Editor’s note: Clemson coach Dabo Swinney is regarded as one of the top recruiters in the nation. This story is meant to encourage younger athletes with college dreams and give insight to high school athletes involved in the recruiting process.
By BRIAN WHITMORE
So you want to play football for Clemson University? You’d better work hard, because only the best make coach Dabo Swinney’s cut.
Swinney, considered one of the top recruiters in the country, is looking for a special type of person to be a part of his team.
First, academics are key.
"Obviously, you’ve got to have guys that are going to qualify," said Swinney. "Academics are critical. You can’t just get guys that can get in, you’ve got to get guys that are going to get in and be able to stay in."
After that you’ve got to be a team player.
"Not a lot of great things get accomplished without a team," Swinney said.
Some things about a player you can measure. How fast you run and how high you can jump are important for skill players. Size and strength are important for others.
"I tell the coaches all the time, before you start telling me how fast they are, how high they can jump, how big they are — is he a football player?" said Swinney. "What does he do between the lines? It’s one thing to do something on a track, it’s another what you do between the lines. Sometimes we lose sight of that. There’s so many immeasurables out there. It’s like the NFL combine, there’s a lot of measuring, but you see guys all the time that weren’t at the combine, but turn out to be the best players. It’s about what you do between the lines."
Still think you’ve got what it takes? Swinney has some tips for how to improve your game and get noticed.
"First of all, become a student of the game," he said. "Really learn the fundamentals and techniques of a position. Go to camps — as many as you can — so coaches can see you and you can learn more fundamentals and techniques — different ways to do certain things, so you can get better and better. The more knowledge you can acquire, the better you are going to become as a player, regardless of your ability."
You can’t be scared of work if you want to make it to the next level.
"There’s just no substitute for a great work ethic," said Swinney. "It’s one thing to want to be a good player, but you’ve got to deserve to be a good player. That comes from having a tremendous work ethic.
"Most high schools have summer workout programs. It’s about strength and speed. You can’t just sit on the couch, show up in August and go play football. You’ve got to work. You’ve got to get in the weight room; you’ve got to go compete. If your team has 7-on-7 (passing leagues) in the summer, you’ve got to do it."
And lay off the Twinkies.
"You’ve got to take care of your body," said Swinney. "So many of these guys, they don’t understand how to eat the right way. You can’t have a Maserati or Mercedes-Benz and go put diesel fuel in it. You’ve got to put the right kind of fuel in your body to get the right results."
Swinney said the great thing about football is that there is a place for everybody. Drive and character are factors.
"Football players come in all shapes and sizes, and there are certain intangibles that you can’t measure — what’s inside a young man’s head? What’s inside his heart? Toughness? — those are things that are hard to measure. There is a place for everybody. If you want to play, I would say, ’get committed.’ Make up your mind you want to be the very best you can be and then do the things that it takes – dieting, weightlifting, speed and strength training, studying the game."

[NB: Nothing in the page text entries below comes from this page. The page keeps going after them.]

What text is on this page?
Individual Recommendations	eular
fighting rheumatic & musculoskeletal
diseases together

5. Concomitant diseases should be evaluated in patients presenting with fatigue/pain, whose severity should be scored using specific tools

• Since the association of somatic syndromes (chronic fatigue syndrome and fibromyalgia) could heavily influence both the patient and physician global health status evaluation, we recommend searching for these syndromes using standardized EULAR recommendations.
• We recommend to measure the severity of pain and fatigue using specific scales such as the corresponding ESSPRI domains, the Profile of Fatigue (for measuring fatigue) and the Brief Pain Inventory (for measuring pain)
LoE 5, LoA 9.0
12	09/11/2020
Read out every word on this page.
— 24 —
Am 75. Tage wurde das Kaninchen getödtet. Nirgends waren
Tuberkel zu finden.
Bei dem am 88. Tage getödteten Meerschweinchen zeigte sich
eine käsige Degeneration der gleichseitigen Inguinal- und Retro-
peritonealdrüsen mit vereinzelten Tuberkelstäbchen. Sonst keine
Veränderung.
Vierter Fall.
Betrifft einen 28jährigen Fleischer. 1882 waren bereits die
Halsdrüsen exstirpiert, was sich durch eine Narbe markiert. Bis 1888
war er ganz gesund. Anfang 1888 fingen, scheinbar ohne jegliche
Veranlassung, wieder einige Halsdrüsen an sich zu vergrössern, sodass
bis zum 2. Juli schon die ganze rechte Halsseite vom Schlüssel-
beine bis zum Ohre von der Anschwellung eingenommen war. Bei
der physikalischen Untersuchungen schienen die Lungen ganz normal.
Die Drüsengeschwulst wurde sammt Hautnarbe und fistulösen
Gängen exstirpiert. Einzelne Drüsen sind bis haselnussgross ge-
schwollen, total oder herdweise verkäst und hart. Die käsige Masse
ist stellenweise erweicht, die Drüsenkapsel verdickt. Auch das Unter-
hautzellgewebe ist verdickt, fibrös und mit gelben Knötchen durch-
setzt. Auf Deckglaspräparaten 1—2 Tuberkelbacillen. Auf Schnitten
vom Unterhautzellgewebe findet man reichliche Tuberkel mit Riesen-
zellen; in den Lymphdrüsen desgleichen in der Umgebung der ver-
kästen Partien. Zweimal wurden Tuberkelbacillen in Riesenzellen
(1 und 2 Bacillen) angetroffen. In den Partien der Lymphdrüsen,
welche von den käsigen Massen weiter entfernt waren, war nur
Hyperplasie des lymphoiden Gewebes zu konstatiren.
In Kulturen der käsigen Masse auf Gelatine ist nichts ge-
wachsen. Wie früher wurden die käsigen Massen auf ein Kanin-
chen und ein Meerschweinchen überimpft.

Swinney said the right attitude goes a long way. Can you take criticism? Are you coachable?
"There is so much negative, bad attitude in the world," he said. "Get a can-do attitude, an attitude of expectancy, an ‘I can do it’ attitude, an attitude of no excuses."
Follow your dream and never give up.
"You’re going to have ups and downs, circumstances in life that are difficult to deal with," said Swinney. "A good attitude isn’t going to make them go away, but can turn a lot of those difficulties into opportunities. It’s really about how you look at things. You can use some bumps in the road to climb, instead of fall."
One last tip: stay out of trouble. "Surround yourself with good friends and have some type of spiritual foundation," Swinney said.
If you’ve got the goods, a recruiter will come calling. Swinney attributes honesty and integrity to his success at recruiting. He said recruiting is about building relationships.
"You treat people the right way," he said. "I don’t see myself as any better than anybody else. I don’t expect more of others than I expect from myself. I think that hopefully comes across in the recruiting process. I am who I am, and I don’t try to be something that I’m not. I think that is important. I think it is important to be yourself. If you’re consistent, in the long haul you’ll be successful in recruiting or whatever you’re doing."
Having a good product to sell has helped Swinney.
"Clemson is a wonderful place," he said. "We have tremendous academic standards, great athletics, facilities and tradition. People are happy here. It’s a great place to be, a beautiful campus and area. It’s not a tough sell. The tough thing is getting them here, once we get them here, we have a chance."
Ultimately, your spot on the Clemson roster is up to you.
"You’ve got to have some purpose in what you do," said Swinney. "Set goals. Believe in yourself. Success is available to everybody, but it’s a choice."